Question

Find the radius and height of a cylindrical soda can with a volume of 256cm^3 that minimize the surface area.

Answer 1

Answer:

A) Radius: 3.44 cm.

Height: 6.88 cm.

B) Radius: 2.73 cm.

Height: 10.92 cm.

Step-by-step explanation:

We have to solve a optimization problem with constraints.

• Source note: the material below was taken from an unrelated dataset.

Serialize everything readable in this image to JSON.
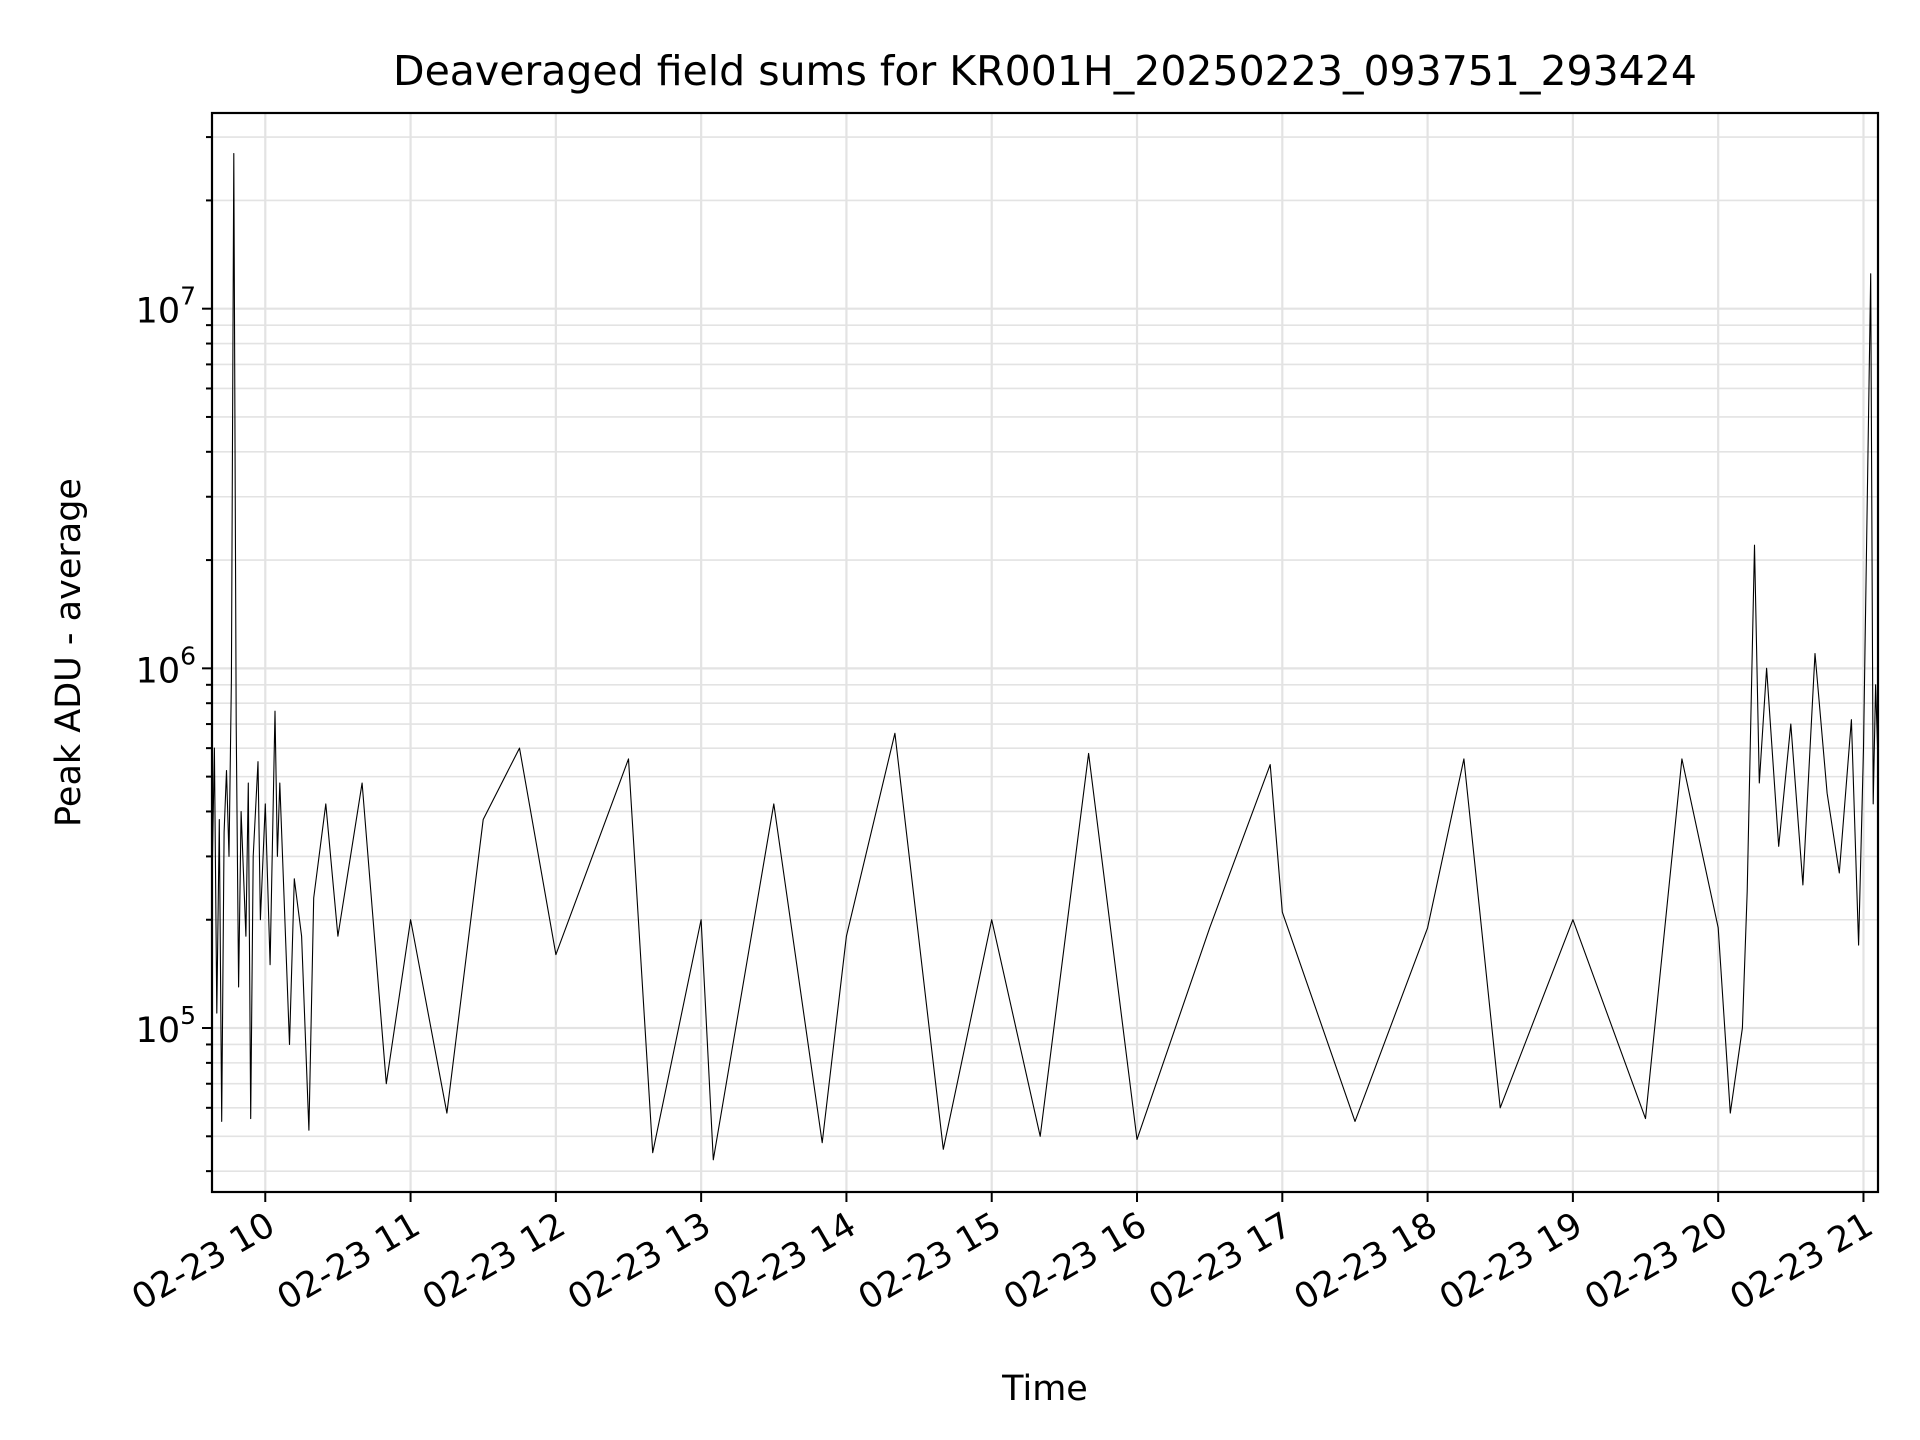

The surface area has to be minimized, restrained to a fixed volumen.

a) We can express the volume of the soda can as:

$V=\pi r^2h=256$

This is the constraint.

The function we want to minimize is the surface, and it can be expressed as:

$S=2\pi rh+2\pi r^2$

To solve this, we can express h in function of r:

$V=\pi r^2h=256\\\\h=\frac{256}{\pi r^2}$

And replace it in the surface equation

$S=2\pi rh+2\pi r^2=2\pi r(\frac{256}{\pi r^2})+2\pi r^2=\frac{512}{r} +2\pi r^2$

To optimize the function, we derive and equal to zero

$\frac{dS}{dr}=512*(-1)*r^{-2}+4\pi r=0\\\\\frac{-512}{r^2}+4\pi r=0\\\\r^3=\frac{512}{4\pi} \\\\r=\sqrt[3]{\frac{512}{4\pi} } =\sqrt[3]{40.74 }=3.44$

The radius that minimizes the surface is r=3.44 cm.

The height is then

$h=\frac{256}{\pi r^2}=\frac{256}{\pi (3.44)^2}=6.88$

The height that minimizes the surface is h=6.88 cm.

b) The new equation for the real surface is:

$S=2\pi rh+2*(2\pi r^2)=2\pi rh+4\pi r^2$

We derive and equal to zero

$\frac{dS}{dr}=512*(-1)*r^{-2}+8\pi r=0\\\\\frac{-512}{r^2}+8\pi r=0\\\\r^3=\frac{512}{8\pi} \\\\r=\sqrt[3]{\frac{512}{8\pi}}=\sqrt[3]{20.37}=2.73$

The radius that minimizes the real surface is r=2.73 cm.

The height is then

$h=\frac{256}{\pi r^2}=\frac{256}{\pi (2.73)^2}=10.92$

The height that minimizes the real surface is h=10.92 cm.